July Budget summary: George Osborne on the UK economy
- The budget surplus is to be achieved by 2019-20. Borrowing is expected to fall from £69.5bn this year to £43.1bn, £24.3bn and £6bn before reaching a £10bn surplus in 2019-20.
- The economy grew by three per cent in 2014 and is due to grow 2.3 per cent this year, followed by 2.3 per cent in 2016 and 2.4 per cent in 2017.
- One million additional jobs are forecast to be created by 2020. Osborne plans to make it two million.
- Debt as a share of GDP is to fall from 80.3 per cent this year to 79.1 per cent, 77.2 per cent, 74.7 per cent, 71.5 per cent and 68.5 per cent in the following years.

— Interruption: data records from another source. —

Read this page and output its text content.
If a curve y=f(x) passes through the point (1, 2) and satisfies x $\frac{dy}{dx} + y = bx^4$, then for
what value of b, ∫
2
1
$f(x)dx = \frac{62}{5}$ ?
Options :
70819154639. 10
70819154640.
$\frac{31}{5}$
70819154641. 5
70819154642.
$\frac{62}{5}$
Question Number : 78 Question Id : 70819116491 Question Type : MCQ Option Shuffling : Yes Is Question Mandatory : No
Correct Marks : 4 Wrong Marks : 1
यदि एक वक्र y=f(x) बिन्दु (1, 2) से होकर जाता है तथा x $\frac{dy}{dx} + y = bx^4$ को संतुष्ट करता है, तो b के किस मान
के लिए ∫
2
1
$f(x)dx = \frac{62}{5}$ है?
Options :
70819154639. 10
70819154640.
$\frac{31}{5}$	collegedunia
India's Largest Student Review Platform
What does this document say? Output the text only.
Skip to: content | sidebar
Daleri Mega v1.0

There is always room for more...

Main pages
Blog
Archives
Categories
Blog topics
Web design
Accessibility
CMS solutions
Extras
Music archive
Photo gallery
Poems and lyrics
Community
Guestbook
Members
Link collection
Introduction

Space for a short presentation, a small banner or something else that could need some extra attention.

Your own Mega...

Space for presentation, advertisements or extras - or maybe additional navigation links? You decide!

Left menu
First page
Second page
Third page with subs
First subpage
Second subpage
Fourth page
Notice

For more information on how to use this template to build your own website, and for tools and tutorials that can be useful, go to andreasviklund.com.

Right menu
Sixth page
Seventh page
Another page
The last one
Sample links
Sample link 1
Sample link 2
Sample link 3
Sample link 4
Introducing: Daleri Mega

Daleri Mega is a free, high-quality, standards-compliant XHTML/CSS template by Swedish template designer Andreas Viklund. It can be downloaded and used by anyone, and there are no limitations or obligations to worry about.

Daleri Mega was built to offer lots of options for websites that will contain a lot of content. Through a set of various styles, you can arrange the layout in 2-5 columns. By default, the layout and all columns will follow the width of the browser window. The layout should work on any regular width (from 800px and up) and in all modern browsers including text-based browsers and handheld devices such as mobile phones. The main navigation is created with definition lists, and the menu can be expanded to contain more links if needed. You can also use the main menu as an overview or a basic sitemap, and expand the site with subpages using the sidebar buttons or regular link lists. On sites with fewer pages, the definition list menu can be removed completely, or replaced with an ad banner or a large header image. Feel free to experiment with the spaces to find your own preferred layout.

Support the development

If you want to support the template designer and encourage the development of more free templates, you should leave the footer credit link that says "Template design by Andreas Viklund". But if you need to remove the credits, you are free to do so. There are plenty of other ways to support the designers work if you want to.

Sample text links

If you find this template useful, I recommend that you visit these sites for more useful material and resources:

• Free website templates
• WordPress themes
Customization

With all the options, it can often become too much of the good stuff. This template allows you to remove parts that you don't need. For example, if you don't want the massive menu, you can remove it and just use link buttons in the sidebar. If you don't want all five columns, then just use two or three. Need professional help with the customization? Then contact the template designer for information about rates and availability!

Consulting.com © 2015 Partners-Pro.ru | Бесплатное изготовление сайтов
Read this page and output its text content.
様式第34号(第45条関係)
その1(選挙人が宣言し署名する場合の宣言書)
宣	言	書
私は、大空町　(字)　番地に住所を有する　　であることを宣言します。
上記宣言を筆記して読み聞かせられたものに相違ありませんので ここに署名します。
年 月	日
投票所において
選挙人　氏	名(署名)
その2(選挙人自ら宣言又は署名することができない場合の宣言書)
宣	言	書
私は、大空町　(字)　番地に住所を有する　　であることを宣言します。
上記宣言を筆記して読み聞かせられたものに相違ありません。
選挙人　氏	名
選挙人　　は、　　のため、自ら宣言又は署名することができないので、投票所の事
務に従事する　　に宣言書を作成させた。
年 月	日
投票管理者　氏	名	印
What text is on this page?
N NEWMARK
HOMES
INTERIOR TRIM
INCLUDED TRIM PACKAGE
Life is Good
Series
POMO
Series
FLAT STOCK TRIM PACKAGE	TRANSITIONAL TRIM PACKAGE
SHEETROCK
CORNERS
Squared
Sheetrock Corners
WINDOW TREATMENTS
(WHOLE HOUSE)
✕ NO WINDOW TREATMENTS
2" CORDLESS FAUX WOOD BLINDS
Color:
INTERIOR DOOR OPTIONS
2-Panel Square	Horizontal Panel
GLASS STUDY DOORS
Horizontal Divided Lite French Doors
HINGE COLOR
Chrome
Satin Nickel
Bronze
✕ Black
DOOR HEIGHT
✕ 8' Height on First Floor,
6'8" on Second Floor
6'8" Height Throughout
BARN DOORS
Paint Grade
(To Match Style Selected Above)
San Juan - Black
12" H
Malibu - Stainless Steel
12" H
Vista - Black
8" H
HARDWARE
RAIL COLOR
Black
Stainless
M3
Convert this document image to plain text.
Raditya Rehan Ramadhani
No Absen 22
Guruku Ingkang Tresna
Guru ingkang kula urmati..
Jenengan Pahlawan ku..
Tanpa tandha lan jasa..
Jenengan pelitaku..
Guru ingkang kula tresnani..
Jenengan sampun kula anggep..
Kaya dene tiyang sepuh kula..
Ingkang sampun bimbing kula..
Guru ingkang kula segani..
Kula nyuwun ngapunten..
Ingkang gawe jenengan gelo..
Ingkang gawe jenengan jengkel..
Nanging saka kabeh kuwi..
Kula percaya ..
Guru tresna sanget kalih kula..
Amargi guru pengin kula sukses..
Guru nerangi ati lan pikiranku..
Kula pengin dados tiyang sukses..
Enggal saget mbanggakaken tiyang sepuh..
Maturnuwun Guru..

12.50pm: Chancellor George Osborne is announcing his July Budget in the House of Commons, repeating the well-worn Conservative mantra that the economy is improving and "all that is at risk if we do not finish the job". The government should cut the deficit at the same pace that it did in the last government. We should not go faster and we should not go slower, says Osborne. Britain has "turned a corner" and left "irresponsibility" behind, says the Chancellor. He promises a Budget that puts security first and that recognises the hard work and sacrifice of Britons over the last five years.
1.00pm: The chamber gets excited as Osborne mentions his "honourable member for Uxbridge" Boris Johnson.
1.10pm: The Chancellor suggests that pensions could be treated more like ISAs and will publish a green paper to invite views on reform. We want to move from an economy based on debt to an economy built on savings and long-term investment, he says.
1.20pm: The Chancellor says that welfare spending is not sustainable. Universal credit will transform people's lives and deliver "real social justice", claims the Chancellor. But to live within our means, we need to find a further £12bn in savings, he says. The elderly, vulnerable and disabled will be protected. The cost of free TV licences for the over-75s is to be transferred to the BBC. More funding will be found for women's refuge centres and to tackle domestic abuse. All parents of three and four years olds will get free working childcare of up to 30 hours a week. "The best route out of poverty is work," says Osborne. He adds that is not acceptable that some people leave school and go straight onto a life of benefits. The message will be "earn or learn".
1.35pm: The chamber is particularly rowdy as the Chancellor announces a new National Living Wage for over-25s, starting at £7.20 next year. "Britain deserves a pay rise and Britain is getting a pay rise," says Osborne.
Budget 2015; Treasury follows up with 'blah, blah, blah' email
Hours after the Institute for Fiscal Studies branded Chancellor George Osborne's July Budget "regressive", the Treasury sent out an email to journalists simply saying: "Blah, blah, blah".
The IFS yesterday suggested that 13 million families in the UK would be £260 worse off a year because of the measures contained in Wednesday's Budget.
But later in the day several lobby journalists received a strange email from a member of the Treasury.
The department sent out another message shortly afterwards, saying: "Please disregard the previous email you have received from HM Treasury this afternoon (9 July), which was sent in error."
But unfortunately for them, the "blah, blah" email had already begun circulating on social media, with many speculating about its meaning.
"Was it a sign of frustration from a Treasury staff member who saw months of hard work ripped apart by economists at the IFS think-tank?" asked Matt Dathan at The Independent. "Or was it a rogue civil servant offering an internal insight into what Treasury officials really thought of the Budget?"
However, it was later claimed that the "nonsense email" was a test run for a summer drinks invitation that had accidentally been sent out to the whole lobby, said The Guardian.
The Chancellor had earlier defended his Summer Budget against the IFS criticisms, insisting that businesses would have to pay higher wages but benefit from lower taxes, while workers would get fewer benefits but higher pay.